In a one-line statement, Rio Tinto said it was “in the process of terminating all commercial relationships it has with any Russian business”.
Rio is reviewing its joint venture with Rusal in Queensland Alumina Ltd (QAL) which runs an alumina refinery in Gladstone.
Thursday’s decision creates a fuel supply problem for Rio’s Oyu Tolgoi project in Mongolia, which relies on Russian diesel.
It comes as more western businesses turn their backs on Russia after the invasion of Ukraine, with Coca-Cola, Pepsi and other big brands joining the rush for the exit in the past 24 hours, amid sanctions that have laid waste to large sections of the Russian economy.
QAL is 80% owned by Rio and 20% by Rusal, where Deripaska continues to hold a stake through their London-listed parent company, EN+ Group.
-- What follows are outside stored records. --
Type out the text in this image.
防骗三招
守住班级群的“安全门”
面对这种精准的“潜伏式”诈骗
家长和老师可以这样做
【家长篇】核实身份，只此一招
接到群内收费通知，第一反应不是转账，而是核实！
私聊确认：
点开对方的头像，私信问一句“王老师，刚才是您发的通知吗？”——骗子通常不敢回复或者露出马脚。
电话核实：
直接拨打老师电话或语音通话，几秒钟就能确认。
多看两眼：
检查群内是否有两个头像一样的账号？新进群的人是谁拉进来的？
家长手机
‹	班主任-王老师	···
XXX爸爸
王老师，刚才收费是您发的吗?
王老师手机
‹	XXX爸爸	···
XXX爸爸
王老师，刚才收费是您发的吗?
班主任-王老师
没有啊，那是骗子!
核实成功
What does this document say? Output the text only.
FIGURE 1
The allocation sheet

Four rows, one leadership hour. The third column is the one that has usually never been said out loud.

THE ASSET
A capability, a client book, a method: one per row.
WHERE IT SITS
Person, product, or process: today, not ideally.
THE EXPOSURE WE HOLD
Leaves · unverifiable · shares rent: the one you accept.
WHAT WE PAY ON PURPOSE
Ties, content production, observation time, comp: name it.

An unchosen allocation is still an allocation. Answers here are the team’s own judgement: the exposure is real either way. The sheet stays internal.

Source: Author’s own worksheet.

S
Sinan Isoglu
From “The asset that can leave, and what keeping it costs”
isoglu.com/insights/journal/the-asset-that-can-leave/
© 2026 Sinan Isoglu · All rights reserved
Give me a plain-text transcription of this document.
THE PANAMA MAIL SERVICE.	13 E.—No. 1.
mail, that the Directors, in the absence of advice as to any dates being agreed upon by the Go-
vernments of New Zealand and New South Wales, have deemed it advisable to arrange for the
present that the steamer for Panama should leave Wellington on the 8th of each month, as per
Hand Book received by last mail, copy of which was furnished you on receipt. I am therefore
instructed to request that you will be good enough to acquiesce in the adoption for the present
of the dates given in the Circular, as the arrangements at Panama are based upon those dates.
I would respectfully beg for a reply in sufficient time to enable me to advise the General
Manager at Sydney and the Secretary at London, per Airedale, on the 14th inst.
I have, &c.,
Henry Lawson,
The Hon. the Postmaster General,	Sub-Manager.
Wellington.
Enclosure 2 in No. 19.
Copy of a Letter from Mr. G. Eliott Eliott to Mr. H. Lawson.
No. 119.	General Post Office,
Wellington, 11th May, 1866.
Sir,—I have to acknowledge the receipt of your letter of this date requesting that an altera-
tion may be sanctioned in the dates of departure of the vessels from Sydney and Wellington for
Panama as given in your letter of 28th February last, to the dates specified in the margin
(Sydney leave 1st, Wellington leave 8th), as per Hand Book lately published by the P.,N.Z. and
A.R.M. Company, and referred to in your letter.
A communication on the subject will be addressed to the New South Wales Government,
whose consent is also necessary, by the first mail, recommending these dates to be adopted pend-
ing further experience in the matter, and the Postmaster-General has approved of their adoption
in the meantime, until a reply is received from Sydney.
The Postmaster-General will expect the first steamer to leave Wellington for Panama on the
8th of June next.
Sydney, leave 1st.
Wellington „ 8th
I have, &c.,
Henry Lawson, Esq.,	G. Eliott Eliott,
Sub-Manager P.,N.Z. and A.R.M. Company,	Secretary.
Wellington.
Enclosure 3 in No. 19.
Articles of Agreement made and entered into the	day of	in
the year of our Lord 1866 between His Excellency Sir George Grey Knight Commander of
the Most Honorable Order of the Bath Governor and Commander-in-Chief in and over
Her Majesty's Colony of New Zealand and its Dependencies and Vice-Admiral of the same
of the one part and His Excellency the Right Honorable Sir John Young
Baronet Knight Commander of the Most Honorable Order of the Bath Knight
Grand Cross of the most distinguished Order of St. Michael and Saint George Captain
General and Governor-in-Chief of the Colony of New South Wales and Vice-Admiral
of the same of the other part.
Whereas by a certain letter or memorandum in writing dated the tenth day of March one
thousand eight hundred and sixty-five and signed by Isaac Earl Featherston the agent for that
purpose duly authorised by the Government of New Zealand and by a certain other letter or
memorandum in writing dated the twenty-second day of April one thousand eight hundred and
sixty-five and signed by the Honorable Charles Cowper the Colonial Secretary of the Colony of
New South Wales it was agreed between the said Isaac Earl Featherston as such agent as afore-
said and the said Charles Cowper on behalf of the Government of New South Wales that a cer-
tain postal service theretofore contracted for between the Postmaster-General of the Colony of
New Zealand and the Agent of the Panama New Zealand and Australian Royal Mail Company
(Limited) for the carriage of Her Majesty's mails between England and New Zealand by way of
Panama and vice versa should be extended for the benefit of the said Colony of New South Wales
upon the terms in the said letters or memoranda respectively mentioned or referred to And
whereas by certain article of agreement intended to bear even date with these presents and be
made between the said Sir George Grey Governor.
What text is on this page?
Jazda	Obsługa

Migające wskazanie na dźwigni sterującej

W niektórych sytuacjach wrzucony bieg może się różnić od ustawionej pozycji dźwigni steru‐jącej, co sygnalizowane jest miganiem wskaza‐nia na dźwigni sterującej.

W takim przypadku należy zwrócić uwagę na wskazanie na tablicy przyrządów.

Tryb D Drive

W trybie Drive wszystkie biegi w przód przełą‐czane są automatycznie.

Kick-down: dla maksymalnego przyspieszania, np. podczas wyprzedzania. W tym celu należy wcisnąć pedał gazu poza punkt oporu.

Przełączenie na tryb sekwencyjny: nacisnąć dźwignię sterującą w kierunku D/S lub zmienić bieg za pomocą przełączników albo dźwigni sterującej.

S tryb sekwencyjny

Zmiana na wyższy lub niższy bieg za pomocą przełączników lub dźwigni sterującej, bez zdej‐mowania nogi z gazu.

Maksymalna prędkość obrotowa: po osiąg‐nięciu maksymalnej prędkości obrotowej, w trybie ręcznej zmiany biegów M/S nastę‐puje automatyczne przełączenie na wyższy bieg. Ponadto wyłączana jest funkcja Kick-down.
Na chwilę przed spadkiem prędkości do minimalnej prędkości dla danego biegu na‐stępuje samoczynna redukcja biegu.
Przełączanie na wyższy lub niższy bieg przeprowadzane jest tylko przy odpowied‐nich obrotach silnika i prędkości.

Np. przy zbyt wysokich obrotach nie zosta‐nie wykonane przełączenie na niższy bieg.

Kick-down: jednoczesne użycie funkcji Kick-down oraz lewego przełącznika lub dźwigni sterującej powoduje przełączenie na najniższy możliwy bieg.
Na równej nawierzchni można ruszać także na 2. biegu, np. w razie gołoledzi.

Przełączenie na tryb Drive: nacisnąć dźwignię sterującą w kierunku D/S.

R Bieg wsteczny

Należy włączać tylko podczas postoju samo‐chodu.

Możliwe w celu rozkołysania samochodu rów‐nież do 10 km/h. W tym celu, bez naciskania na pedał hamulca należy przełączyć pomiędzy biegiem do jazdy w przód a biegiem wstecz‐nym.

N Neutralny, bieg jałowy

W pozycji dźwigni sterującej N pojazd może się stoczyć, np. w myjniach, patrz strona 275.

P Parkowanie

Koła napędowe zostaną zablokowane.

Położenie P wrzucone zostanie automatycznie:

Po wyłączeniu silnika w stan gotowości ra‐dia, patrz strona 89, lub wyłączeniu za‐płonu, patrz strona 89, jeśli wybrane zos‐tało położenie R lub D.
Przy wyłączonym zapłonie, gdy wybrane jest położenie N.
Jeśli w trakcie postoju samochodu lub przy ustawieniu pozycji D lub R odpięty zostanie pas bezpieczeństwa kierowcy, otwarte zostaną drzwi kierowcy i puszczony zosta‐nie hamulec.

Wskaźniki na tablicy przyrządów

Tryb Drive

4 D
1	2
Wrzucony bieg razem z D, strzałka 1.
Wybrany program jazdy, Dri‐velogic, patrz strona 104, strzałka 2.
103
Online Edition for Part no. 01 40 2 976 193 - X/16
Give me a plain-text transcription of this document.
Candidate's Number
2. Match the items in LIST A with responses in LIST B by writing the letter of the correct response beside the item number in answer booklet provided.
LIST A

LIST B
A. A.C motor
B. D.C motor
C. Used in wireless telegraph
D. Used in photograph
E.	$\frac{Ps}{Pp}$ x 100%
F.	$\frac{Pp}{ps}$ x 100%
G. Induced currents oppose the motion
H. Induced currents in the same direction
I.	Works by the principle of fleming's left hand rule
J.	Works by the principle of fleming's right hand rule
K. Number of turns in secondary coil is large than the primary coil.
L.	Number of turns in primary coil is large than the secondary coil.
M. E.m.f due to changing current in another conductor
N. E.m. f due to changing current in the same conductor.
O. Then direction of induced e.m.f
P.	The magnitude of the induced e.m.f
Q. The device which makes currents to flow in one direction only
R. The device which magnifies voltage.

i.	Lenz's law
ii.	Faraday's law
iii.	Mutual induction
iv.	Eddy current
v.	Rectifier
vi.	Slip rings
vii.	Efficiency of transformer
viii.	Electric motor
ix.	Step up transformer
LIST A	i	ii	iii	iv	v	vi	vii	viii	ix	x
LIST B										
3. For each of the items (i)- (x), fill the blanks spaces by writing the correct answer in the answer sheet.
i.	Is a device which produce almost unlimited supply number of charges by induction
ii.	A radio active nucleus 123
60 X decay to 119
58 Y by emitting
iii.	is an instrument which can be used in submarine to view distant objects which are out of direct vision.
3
Deripaska and EN+ were among the oligarchs and companies sanctioned in 2018 by the US government over issues including the invasion of Crimea in 2014.
Activist investors, the Australasian Centre for Corporate Responsibility (ACCR), welcomed the decision by Rio and another Australian company, engineering group Worley, to pull out of Russia.
“We look forward to seeing more detail about the implications for Rio Tinto’s Queensland Alumina joint venture,” ACCR’s director of climate and environment, Dan Gocher, said.
“Following Russia’s invasion of Ukraine, all Australian companies should sever relationships with companies owned or part-owned by oligarchs aligned with Russian president Vladimir Putin.
“Rio Tinto and Worley should be commended for taking appropriate action.”
In a statement to the Australian stock exchange, Worley said it had “begun the safe withdrawal of its services provided in and into Russia and will not enter into new contracts”.
The decision will not have a material impact on Worley’s global business, the company said.